Not too long ago, I was an 18-year-old college freshman who had started to plan the rest of her life the second she stepped foot into her dorm room.
She had the following plans: graduate at age 21 and immediately start working full-time, get engaged to her (then) boyfriend by age 22, be married by age 24 and have two children at ages 26 and 28. She had it all figured out.
At the time, those short-term dreams seemed in my grasp — they were. What I didn't — nor wanted to — understand, though, was how quickly things could change.
Sure, I still graduated at age 21 and started my full-time work shortly thereafter, but my other plans crumbled in front of my eyes.
I broke up with my boyfriend just after graduation, which defeated the engagement, marriage and children goals (for the time being). Though my life felt like it was over, it was just the beginning.
So many of us have a set life plan. While aiming to reach those goals is certainly a positive, productive attitude to have, keep these five tips in mind while you’re working to make your plan a reality.
Only control what you can.
I wanted to be engaged at age 22, but when my boyfriend and I broke up, I realized that was no longer my plan.

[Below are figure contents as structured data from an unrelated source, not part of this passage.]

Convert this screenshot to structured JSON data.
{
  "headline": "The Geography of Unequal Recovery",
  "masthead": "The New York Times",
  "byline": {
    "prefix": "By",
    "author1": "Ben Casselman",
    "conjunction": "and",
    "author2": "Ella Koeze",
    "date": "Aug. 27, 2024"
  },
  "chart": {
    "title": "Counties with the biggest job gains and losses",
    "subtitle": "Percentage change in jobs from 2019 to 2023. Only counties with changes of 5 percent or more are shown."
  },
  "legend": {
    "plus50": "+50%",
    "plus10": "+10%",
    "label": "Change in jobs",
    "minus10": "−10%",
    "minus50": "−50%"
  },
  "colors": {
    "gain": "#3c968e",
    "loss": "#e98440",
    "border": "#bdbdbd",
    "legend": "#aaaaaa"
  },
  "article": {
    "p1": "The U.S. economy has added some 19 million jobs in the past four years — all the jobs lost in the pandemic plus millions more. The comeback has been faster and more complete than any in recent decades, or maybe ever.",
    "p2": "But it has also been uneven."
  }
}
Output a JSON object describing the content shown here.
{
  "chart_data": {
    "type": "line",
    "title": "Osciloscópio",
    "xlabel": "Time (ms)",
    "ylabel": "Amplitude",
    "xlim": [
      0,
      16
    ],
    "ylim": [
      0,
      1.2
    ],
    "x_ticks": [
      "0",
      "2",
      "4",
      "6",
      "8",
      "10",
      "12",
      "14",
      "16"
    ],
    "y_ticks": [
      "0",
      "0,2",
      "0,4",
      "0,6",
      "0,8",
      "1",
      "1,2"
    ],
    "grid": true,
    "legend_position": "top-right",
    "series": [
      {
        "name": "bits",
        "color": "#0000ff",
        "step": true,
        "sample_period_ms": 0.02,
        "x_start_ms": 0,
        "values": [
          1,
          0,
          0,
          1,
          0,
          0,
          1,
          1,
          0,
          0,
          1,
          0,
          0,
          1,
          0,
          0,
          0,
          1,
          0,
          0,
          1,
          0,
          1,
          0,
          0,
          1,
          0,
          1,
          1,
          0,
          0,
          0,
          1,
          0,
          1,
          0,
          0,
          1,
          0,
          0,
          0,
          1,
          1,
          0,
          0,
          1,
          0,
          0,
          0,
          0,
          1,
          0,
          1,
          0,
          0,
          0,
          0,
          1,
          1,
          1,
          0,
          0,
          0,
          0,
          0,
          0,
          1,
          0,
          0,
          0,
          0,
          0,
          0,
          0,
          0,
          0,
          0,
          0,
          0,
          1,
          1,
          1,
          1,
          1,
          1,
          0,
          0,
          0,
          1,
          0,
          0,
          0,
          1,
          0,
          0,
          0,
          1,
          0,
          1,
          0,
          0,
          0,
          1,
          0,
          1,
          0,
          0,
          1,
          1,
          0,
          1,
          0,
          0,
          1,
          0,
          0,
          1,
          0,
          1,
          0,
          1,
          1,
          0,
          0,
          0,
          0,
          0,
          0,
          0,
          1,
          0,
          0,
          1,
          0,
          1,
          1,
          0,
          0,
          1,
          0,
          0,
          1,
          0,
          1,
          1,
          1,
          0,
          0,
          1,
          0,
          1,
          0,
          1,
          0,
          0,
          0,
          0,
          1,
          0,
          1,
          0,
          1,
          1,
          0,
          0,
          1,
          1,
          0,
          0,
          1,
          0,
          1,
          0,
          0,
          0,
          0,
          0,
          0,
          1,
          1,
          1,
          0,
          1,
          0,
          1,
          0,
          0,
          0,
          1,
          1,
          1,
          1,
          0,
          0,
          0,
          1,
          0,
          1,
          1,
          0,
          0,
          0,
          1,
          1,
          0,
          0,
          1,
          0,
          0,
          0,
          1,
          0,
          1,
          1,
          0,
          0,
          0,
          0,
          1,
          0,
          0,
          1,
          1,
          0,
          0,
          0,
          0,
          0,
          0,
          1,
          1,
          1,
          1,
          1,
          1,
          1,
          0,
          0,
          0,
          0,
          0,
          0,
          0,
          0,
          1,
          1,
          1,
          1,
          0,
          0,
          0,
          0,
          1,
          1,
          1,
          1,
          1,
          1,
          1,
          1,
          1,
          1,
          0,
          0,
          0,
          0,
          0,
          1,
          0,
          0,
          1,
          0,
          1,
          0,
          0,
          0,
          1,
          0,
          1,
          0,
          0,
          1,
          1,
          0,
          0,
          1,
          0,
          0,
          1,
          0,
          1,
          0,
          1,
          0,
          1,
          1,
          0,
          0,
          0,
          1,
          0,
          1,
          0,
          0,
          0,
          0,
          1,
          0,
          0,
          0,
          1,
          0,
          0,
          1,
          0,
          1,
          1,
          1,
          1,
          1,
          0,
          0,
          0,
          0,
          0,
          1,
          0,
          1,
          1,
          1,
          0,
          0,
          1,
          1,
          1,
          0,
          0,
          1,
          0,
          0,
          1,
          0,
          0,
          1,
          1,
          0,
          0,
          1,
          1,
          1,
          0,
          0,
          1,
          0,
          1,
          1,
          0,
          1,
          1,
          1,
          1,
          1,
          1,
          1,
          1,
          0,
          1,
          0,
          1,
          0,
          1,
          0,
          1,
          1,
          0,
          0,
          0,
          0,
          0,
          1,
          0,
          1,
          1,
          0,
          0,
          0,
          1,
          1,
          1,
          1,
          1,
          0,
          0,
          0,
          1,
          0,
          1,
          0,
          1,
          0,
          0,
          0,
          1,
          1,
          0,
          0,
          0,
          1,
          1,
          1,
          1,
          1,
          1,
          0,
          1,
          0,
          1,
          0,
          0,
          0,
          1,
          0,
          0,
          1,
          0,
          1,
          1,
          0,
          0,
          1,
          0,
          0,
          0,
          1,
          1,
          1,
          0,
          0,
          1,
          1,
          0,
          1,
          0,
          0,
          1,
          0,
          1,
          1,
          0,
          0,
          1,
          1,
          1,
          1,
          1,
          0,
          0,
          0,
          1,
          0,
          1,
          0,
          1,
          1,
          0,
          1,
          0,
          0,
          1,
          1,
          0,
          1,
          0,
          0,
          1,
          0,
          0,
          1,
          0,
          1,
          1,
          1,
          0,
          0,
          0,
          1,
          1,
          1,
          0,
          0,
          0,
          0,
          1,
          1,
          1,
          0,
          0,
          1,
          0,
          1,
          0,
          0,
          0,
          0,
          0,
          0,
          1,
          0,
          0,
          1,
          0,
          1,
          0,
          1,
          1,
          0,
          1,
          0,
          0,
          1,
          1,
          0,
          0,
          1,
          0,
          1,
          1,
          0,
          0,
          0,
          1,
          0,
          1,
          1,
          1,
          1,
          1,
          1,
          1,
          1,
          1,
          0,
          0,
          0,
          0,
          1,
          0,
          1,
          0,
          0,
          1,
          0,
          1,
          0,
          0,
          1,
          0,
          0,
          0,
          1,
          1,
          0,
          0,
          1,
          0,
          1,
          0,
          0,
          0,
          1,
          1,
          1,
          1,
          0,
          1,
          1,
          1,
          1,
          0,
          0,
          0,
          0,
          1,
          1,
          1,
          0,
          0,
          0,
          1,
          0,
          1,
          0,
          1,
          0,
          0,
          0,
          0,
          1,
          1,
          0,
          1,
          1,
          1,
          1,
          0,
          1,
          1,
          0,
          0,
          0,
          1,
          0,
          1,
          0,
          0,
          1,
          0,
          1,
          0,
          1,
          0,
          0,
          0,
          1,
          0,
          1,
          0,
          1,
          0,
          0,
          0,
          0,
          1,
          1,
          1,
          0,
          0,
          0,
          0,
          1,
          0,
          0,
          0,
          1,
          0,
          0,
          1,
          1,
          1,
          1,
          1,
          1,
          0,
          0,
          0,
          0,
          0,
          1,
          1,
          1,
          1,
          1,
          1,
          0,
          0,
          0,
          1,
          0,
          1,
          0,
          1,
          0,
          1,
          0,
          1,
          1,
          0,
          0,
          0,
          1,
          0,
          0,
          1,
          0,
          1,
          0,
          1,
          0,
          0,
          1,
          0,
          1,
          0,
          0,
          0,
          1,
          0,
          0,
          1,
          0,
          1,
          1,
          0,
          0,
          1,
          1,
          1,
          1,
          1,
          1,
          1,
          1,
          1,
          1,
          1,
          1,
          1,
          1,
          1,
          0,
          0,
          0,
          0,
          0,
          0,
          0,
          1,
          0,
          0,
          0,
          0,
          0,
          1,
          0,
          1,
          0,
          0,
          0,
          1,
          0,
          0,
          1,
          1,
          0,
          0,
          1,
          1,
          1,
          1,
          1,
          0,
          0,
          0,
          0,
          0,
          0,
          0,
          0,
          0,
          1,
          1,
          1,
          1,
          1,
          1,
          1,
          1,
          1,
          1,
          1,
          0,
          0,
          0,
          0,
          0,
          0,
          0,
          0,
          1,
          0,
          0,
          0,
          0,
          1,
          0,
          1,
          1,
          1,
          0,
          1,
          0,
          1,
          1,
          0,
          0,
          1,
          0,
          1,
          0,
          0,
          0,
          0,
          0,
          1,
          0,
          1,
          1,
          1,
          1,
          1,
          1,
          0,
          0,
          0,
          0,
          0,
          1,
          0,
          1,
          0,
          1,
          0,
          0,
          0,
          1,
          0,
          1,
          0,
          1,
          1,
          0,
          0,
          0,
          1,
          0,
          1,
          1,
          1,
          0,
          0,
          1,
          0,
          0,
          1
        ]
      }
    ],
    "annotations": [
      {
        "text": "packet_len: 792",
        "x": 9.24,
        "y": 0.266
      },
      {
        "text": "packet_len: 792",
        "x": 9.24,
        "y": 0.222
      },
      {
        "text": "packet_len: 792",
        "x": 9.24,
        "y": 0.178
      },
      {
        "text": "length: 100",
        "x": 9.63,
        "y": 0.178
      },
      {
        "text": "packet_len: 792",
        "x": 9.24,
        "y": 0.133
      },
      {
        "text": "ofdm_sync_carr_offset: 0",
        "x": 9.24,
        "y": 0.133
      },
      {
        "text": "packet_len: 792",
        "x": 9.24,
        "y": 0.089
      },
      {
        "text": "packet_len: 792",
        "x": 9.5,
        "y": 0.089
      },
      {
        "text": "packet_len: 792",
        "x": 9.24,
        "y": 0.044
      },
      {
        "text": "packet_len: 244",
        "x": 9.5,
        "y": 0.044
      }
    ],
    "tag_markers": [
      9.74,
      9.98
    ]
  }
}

What was I supposed to do?
Ask the next guy I saw to marry me before I became a grandmotherly 23-year-old? Beg my boyfriend to stay with me so we could work things out and get engaged?
Ladies and gents, your 20s are your prime. Your 30s are still your prime! Chances are, if you need to force something, it isn’t meant to be. Control what you can and let the rest fall into place.
Set tangible goals that only you can reach.
I wanted to be married at age 24 and have two kids by age 28, but those kinds of goals can only be realistic with another person in the picture. Finding a full-time job in my field of study was a tangible goal I set for myself and achieved on my own.
If there’s one valuable lesson I’ve learned, it’s to never to rely on others to make yourself happy. Set short-term goals that you can achieve through your own hard work and from your own motivation.
Recognize why you’re doing what you’re doing.
During my many years of playing sports, I remember coaches saying, “Don’t just go through the motions.” We aren’t robots; we’re meant to do things with purpose and with emotion.
Recognize why you’re doing what you’re doing, whether it’s work, being in a relationship or moving away from home. Once you have a purpose, you’ll be able to set and achieve those tangible goals.
Accept and embrace change.
Though it’s so cliché, I firmly believe that everything happens for a reason. Maybe you just weren’t meant to land that job right now because something better is on the horizon and maybe your recent breakup will eventually help you rekindle your romance or lead you to a new relationship.
It’s only human to want what we want when we want it, but don’t fear change. If anything, make the best of your situation and good things will fall in your favor.
Appreciate the value of time.
It seems we rush into things that shouldn’t be rushed and put off things that shouldn’t be put off. However young or old you think you are, make the best use of your time. Recognize what is and isn’t important to you.
The clock will tick either way, so make each second count!